Amyotrophic lateral sclerosis, commonly called “Lou Gehrig’s Disease” is a rapidly progressive, invariably fatal neurological disease that attacks the nerve cells or motor neurons responsible for controlling voluntary muscles. The disease belongs to a group of disorders known as “motor neuron diseases”, which are characterized by the gradual degeneration and death of motor neurons. ALS causes weakness with a wide range of disabilities. Eventually, all muscles under voluntary control are affected, and patients lose their strength and the ability to move their arms, legs, and body. When muscles in the diaphragm and chest wall fail, patients lose the ability to breathe without ventilation support. Most people with ALS die from respiratory failure, usually within 3 to 5 years from the onset of symptoms. However, about 10 percent of ALS patients survive for 10 or more years. Although the disease usually does not impair a person’s mind or intelligence, several recent studies suggest that some ALS patients may have alterations in cognitive functions such as depression and problems with decision-making and memory. ALS does not affect a person’s ability to see, smell, taste, hear, or recognize touch. Patients usually maintain control of eye muscles and bladder and bowel functions, although in the late stages of the disease most patients will need help getting to and from the bathroom.
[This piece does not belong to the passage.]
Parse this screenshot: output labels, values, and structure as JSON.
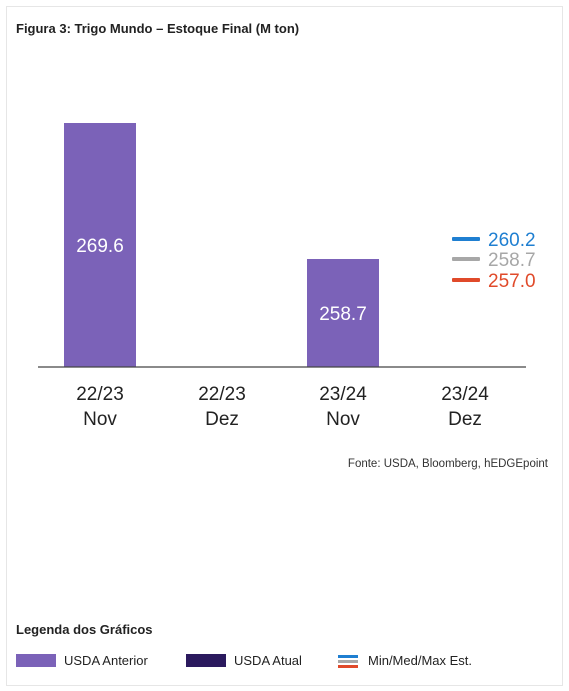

No cure has yet been found for ALS. However, the Food and Drug Administration (FDA) has approved the first drug treatment for the disease — riluzole (Rilutek). Riluzole is believed to reduce damage to motor neurons by decreasing the release of glutamate. Clinical trials with ALS patients showed that riluzole prolongs survival by several months, mainly in those with difficulty swallowing. The drug also extends the time before a patient needs ventilation support. Riluzole does not reverse the damage already done to motor neurons, and patients taking the drug must be monitored for liver damage and other possible side effects. However, this first disease-specific therapy offers hope that the progression of ALS may one day be slowed by new medications or combinations of drugs.
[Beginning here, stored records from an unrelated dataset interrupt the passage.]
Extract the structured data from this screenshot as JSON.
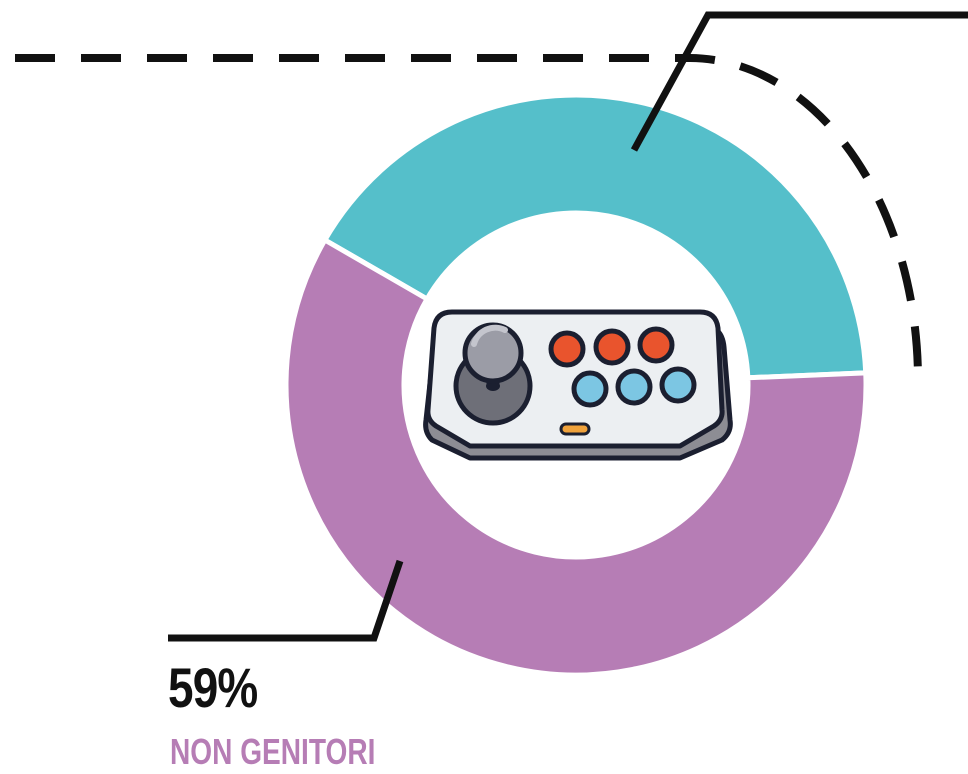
{
  "chart_data": {
    "type": "pie",
    "donut": true,
    "legend": "none",
    "grid": false,
    "slices": [
      {
        "key": "genitori",
        "value": 41,
        "color": "#55bfca",
        "value_label": "",
        "category_label": ""
      },
      {
        "key": "non-genitori",
        "value": 59,
        "color": "#b67db5",
        "value_label": "59%",
        "category_label": "NON GENITORI"
      }
    ]
  },
  "colors": {
    "text_dark": "#111111",
    "leader_line": "#111111",
    "dashed_guide": "#111111"
  },
  "icons": {
    "center": "arcade-joystick-icon"
  }
}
Other treatments for ALS are designed to relieve symptoms and improve the quality of life for patients. This supportive care is best provided by multidisciplinary teams of health care professionals such as physicians; pharmacists; physical, occupational, and speech therapists; nutritionists; social workers; and home care and hospice nurses. Working with patients and caregivers, these teams can design an individualized plan of medical and physical therapy and provide special equipment aimed at keeping patients as mobile and comfortable as possible.